The sequences here are the mature sequences of the RNAs. Remember that the Thymidine nucleotide (base Thymine) in the gene sequence is replaced with Uridine (base Uracil) in the final molecule. There are also many crucial modified bases in mature tRNAs but we are ignoring these complications.

Read in the example file human-Thr-tRNA-mature-examples.afa

In [None]:
aln = AlignIO.read('human-Thr-tRNA-mature-examples.afa', 'fasta')

In [None]:
print(aln)

In [None]:
calculator = DistanceCalculator('identity')

Here the distance calculator is set up to use a simple identity comparison among the sequences. You can maybe see that there are not very many differences among the sequences. This is because they are all from humans and need to function with the same enzymes to accept the amino acid.

Unlike the previous similarity calculations using identity, here the identity is being used to highlight differences between the sequences as these can be used directly as distances. The identity calculation is expressed as a fractional difference over all the columns in common to the sequences. 

After the calculator is created with the model, simply use the get_distance() method to get the distance matrix of a given alignment object. Then you will get a DistanceMatrix object.

In [None]:
dm = calculator.get_distance(aln)

In [None]:
dm

In [None]:
print(dm)

Remember that distance-based methods were just one of the approaches to constructing a phylogenetic tree from a set of aligned sequences.

Check back to see what the other two approaches were called. 

Within the group of distance-based methods there were a number of different algorithms for creating a tree.

The Biopython Phylo module has a DistanceTreeConstructor. This can use either the neighbour-joining (nj) or unweighted pair group method (upgma). The method to be applied is given as a string parameter.

In [None]:
constructor = DistanceTreeConstructor(calculator, 'upgma')

In [None]:
tree = constructor.build_tree(aln)

The UPGMA algorithm should give a rooted tree. The NJ algorithm would give an unrooted tree. 

The Phylo module has a hierarchical Tree object that uses the phylogenetic term 'Clade' for groups.

It takes the sequence names as the labels of the 'leaf' nodes of the tree.
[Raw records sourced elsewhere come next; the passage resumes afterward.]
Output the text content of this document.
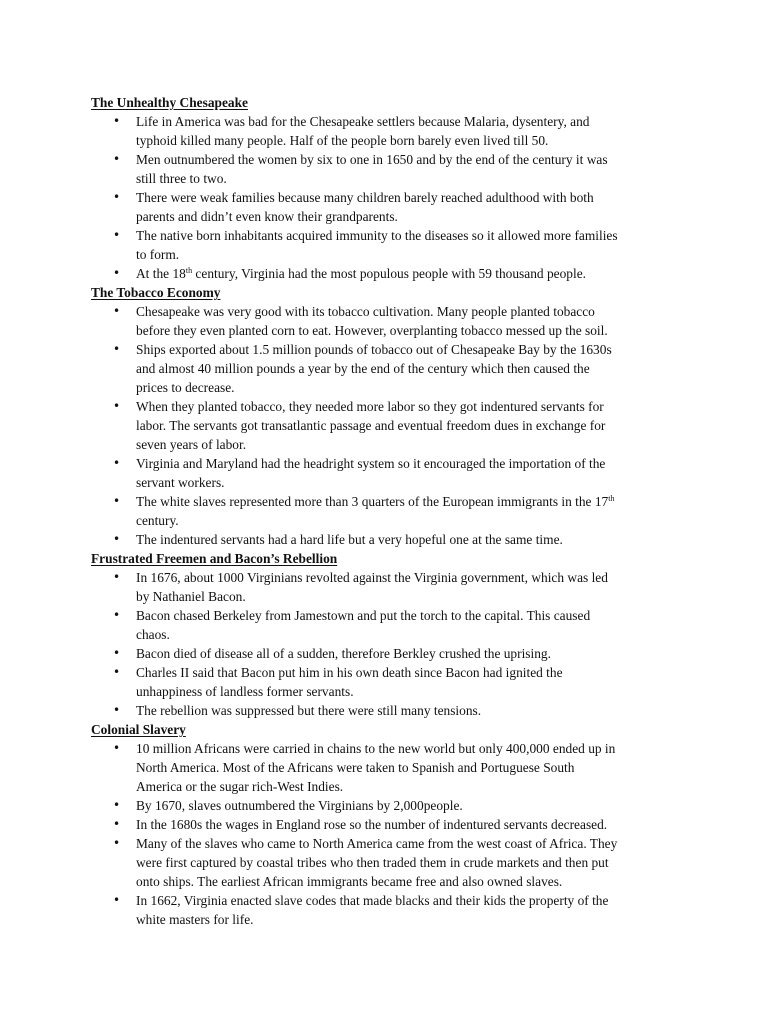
The Unhealthy Chesapeake
• Life in America was bad for the Chesapeake settlers because Malaria, dysentery, and
typhoid killed many people. Half of the people born barely even lived till 50.
• Men outnumbered the women by six to one in 1650 and by the end of the century it was
still three to two.
• There were weak families because many children barely reached adulthood with both
parents and didn’t even know their grandparents.
• The native born inhabitants acquired immunity to the diseases so it allowed more families
to form.
• At the 18th century, Virginia had the most populous people with 59 thousand people.
The Tobacco Economy
• Chesapeake was very good with its tobacco cultivation. Many people planted tobacco
before they even planted corn to eat. However, overplanting tobacco messed up the soil.
• Ships exported about 1.5 million pounds of tobacco out of Chesapeake Bay by the 1630s
and almost 40 million pounds a year by the end of the century which then caused the
prices to decrease.
• When they planted tobacco, they needed more labor so they got indentured servants for
labor. The servants got transatlantic passage and eventual freedom dues in exchange for
seven years of labor.
• Virginia and Maryland had the headright system so it encouraged the importation of the
servant workers.
• The white slaves represented more than 3 quarters of the European immigrants in the 17th
century.
• The indentured servants had a hard life but a very hopeful one at the same time.
Frustrated Freemen and Bacon’s Rebellion
• In 1676, about 1000 Virginians revolted against the Virginia government, which was led
by Nathaniel Bacon.
• Bacon chased Berkeley from Jamestown and put the torch to the capital. This caused
chaos.
• Bacon died of disease all of a sudden, therefore Berkley crushed the uprising.
• Charles II said that Bacon put him in his own death since Bacon had ignited the
unhappiness of landless former servants.
• The rebellion was suppressed but there were still many tensions.
Colonial Slavery
• 10 million Africans were carried in chains to the new world but only 400,000 ended up in
North America. Most of the Africans were taken to Spanish and Portuguese South
America or the sugar rich-West Indies.
• By 1670, slaves outnumbered the Virginians by 2,000people.
• In the 1680s the wages in England rose so the number of indentured servants decreased.
• Many of the slaves who came to North America came from the west coast of Africa. They
were first captured by coastal tribes who then traded them in crude markets and then put
onto ships. The earliest African immigrants became free and also owned slaves.
• In 1662, Virginia enacted slave codes that made blacks and their kids the property of the
white masters for life.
The tree also has branching nodes - inner nodes - which are given default names by the constructor.

In [None]:
print(tree)

The module has a simple ascii method for representing the tree across the output window. 

In [None]:
Phylo.draw_ascii(tree)

There is also a nicer graphic view available. 

In [None]:
Phylo.draw(tree)

Looking at the anticodon labels for these tRNA groupings, do you notice anything interesting?